Online sampled LLM-as-judge evaluation is how you get signal on output quality at runtime without a human reviewing every response. A second model — typically more capable than the production model, or at minimum a different one — scores a sample of production outputs against a rubric: relevance, groundedness, tone, task completion. "Sampled" is doing real work in that phrase. Scoring every response is cost-prohibitive and adds latency; scoring 5 to 10 percent of traffic gives you a statistical signal that's actionable without being ruinous. The reliability of LLM-as-judge scoring is genuinely contested in the research community — correlated failure modes between the judge and the judged model are a real concern, and calibration varies significantly by task type. Treat it as a drift detector, not a ground truth.

Deploy-gated regression suites are what prevent a prompt template change from reaching production without evidence it doesn't break anything. The mechanism is CI/CD applied to prompts: before a modified template is promoted, it runs against a fixed eval set — a curated collection of inputs with known-good outputs or quality thresholds. If the new template scores below threshold, the deploy is blocked. The fixed eval set is the key artifact here; it needs to be maintained, extended when new failure modes are discovered, and treated as a first-class engineering asset rather than a one-time setup.

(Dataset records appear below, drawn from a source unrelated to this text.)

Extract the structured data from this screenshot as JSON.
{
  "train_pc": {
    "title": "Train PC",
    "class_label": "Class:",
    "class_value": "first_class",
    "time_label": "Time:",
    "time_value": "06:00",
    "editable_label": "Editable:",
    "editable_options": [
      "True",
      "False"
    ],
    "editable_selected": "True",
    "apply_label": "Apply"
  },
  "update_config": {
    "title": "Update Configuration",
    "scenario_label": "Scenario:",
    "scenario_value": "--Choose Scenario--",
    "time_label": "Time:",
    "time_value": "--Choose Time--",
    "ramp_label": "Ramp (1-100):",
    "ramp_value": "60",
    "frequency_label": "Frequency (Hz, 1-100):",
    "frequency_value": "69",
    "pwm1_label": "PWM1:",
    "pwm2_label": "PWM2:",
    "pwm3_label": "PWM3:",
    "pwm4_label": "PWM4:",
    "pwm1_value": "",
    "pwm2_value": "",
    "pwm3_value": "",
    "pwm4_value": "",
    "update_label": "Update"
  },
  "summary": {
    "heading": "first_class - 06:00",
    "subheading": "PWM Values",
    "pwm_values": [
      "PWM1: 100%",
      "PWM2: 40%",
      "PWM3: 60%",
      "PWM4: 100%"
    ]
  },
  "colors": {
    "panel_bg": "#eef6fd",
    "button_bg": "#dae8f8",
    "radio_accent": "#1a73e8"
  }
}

Prompt templates as versioned code is the discipline that makes the rest of this work. A prompt template is not a config value someone tweaks in a UI. It has an owner, a changelog, a review process, and a rollback path. When a template change causes a regression — and it will — you need to know exactly what changed, when, and who approved it. The operational discipline looks like any other code review workflow. That's intentional: it removes the category of incident where "someone updated the prompt" is the entire postmortem.

The Conversation You're Going to Have

A platform engineering lead at a federal agency asks: how will we know if the model starts behaving differently after the provider pushes an update? This is not a hypothetical. Providers update foundation models on their own schedules, and the changes are not always announced in ways that make the operational impact obvious.

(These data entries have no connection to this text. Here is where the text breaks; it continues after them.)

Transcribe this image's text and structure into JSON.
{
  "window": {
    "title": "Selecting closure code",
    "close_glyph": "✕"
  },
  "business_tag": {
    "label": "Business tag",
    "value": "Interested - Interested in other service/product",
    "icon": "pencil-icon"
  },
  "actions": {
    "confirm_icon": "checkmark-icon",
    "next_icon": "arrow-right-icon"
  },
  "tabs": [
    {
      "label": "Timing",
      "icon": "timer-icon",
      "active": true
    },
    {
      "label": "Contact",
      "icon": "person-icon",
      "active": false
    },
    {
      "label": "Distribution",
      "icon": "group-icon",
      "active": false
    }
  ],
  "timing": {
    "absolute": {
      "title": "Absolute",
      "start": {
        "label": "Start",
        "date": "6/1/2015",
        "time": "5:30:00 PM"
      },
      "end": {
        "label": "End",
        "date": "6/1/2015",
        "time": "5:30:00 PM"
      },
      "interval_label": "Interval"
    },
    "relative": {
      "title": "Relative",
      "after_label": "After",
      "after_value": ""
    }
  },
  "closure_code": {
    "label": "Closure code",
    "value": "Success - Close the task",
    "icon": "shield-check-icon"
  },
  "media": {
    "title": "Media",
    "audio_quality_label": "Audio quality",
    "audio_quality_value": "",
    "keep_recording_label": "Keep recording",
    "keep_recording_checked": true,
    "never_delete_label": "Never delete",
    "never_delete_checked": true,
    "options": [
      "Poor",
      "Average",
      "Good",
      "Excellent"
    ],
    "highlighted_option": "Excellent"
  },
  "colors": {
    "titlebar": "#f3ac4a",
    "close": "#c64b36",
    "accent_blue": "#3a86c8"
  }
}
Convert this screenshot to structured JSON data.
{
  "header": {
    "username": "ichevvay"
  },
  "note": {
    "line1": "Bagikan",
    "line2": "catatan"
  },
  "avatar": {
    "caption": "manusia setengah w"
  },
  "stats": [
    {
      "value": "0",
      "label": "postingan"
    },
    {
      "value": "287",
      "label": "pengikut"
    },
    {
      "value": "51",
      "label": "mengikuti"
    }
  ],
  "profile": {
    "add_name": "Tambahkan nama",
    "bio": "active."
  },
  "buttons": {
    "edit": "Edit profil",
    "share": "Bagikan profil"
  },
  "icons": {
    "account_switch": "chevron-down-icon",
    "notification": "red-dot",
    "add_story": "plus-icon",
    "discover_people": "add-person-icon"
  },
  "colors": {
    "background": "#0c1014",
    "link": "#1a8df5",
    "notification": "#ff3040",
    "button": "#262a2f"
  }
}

The answer that holds up in that room: span-level telemetry capturing every tool call — parameters, response, finish reason, latency — in a schema that's portable across providers. Sampled quality scoring running continuously against a rubric the agency helped define. Regression gates on every prompt template change, with a fixed eval set that includes the edge cases the agency has actually encountered. And a version history for every prompt template currently in production.

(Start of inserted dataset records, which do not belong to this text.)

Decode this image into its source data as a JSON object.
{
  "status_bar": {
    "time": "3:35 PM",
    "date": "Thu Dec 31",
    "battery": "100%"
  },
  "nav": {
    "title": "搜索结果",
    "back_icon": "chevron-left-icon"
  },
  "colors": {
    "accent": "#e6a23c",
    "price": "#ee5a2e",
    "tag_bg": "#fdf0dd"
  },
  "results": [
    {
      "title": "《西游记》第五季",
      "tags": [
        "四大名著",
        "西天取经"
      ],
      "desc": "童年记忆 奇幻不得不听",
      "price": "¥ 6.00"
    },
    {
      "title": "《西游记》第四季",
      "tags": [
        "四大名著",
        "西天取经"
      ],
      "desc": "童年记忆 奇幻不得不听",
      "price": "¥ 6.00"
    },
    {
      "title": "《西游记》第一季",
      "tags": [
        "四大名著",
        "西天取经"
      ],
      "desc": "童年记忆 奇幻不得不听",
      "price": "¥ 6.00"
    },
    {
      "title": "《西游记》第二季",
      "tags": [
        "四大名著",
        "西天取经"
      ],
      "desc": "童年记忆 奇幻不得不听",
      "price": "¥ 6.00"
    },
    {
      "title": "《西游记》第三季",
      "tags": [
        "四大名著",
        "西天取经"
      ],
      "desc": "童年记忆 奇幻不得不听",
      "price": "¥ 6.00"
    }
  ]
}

"We log everything" does not hold up to the follow-up question.

When a CISO asks what the audit trail looks like for a tool-call failure, they're asking whether the agency can reconstruct exactly what the agent did, in what order, with what inputs and outputs, and at what point it went wrong. That's a distributed tracing problem, and it has a distributed tracing answer — which is why OpenTelemetry is the right foundation rather than a bespoke logging schema someone built in a weekend.

Okta Concept Mapping

The closest IDAM analogue is behavioral anomaly detection — the difference between having Okta System Log events and having Identity Threat Protection running continuous risk scoring against those events. Both are about detecting drift from a baseline, not just recording what happened. The analogy holds in that both require you to define what "normal" looks like before you can detect deviation from it. Where it breaks: in IDAM, the behavior space is bounded. A user authenticates, accesses resources, changes credentials — the event types are enumerable and the risk signals are relatively stable. In a production AI system, the behavior space is the model's output distribution across an open-ended input space. It's continuous, high-dimensional, and shifts with every provider update. There is no rule-based equivalent of "quality drift." LLM-as-judge is a probabilistic approximation of something that has no clean signature — which is why it's sampled, why it's imperfect, and why regression suites exist alongside it.